I have a pandas dataframe that initially has these columns below and grows as the program continues.
'Branch_ID', 'Region', 'ActualRegion', 'Lease_Id', 'Year', 'Make', 'Model', 'VIN', 'Plate_Number', 'Full_Name', 'Employee Number', 'Job Title', 'Device Serial Number', 'Blackout since', 'Covered'
Currently I have multiple groupby Statements that look similar to this. This example sums everything in the last column called Miles Driven
report = report.groupby(['Branch_ID', 'Region', 'ActualRegion', 'Lease_Id',
'Year', 'Make', 'Model', 'VIN',
'Plate_Number', 'Full_Name', 'Employee Number', 'Job Title',
'Device Serial Number', 'Blackout since', 'Covered']).sum().reset_index()
I have to do a similar process multiple times and each time I do it a new column is added.. I am trying to create a reusable function to simplify and get rid of redundant code.
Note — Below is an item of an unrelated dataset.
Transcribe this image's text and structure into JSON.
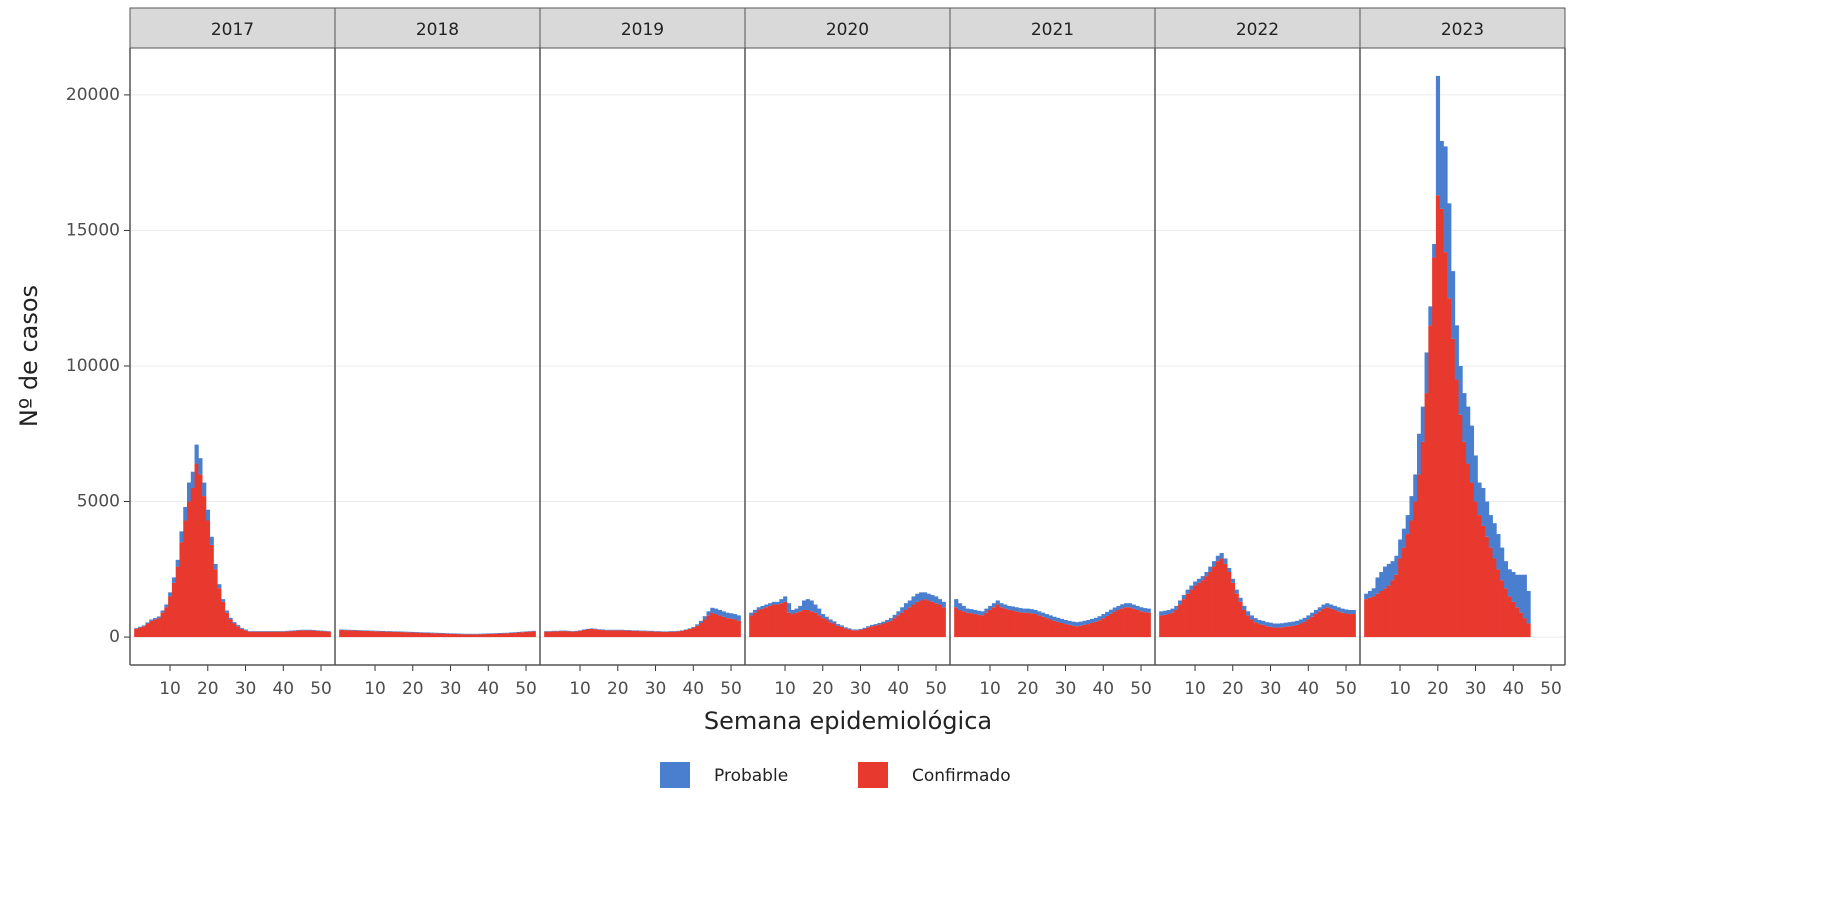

What I have tried; in my head the code above should be able to look like this.. I am summing a column called Miles Driven if there are duplicates in the other columns
columns_to_group = report.columns.difference(['Miles Driven'])
report = report.groupby(columns_to_group).sum().reset_index()
This is much more elegant and will help me create a function that could shorten my code signficantly but I have tried many ways to get something similar to work and can't.
The error above that I get is
raise ValueError("Grouper and axis must be same length")
If I print out columns_to_group it is identical to what I am inserting in the groupby statement above.
CodePudding user response:
If I print out columns_to_group it is identical to what I am inserting in the groupby statement above
Whilst it might looks like list
, it is not, convert it to list
and it should work. Simple example
import pandas as pd
df = pd.DataFrame({'X':[0,0,1,1],'Y':[1,1,0,0],'Z':[1,10,100,1000]})
group_cols = df.columns.difference(['Z'])
df_sum = df.groupby(list(group_cols)).sum().reset_index()
print(df_sum)
output
X Y Z
0 0 1 11
1 1 0 1100
Note: I used own data sample for brevity sake.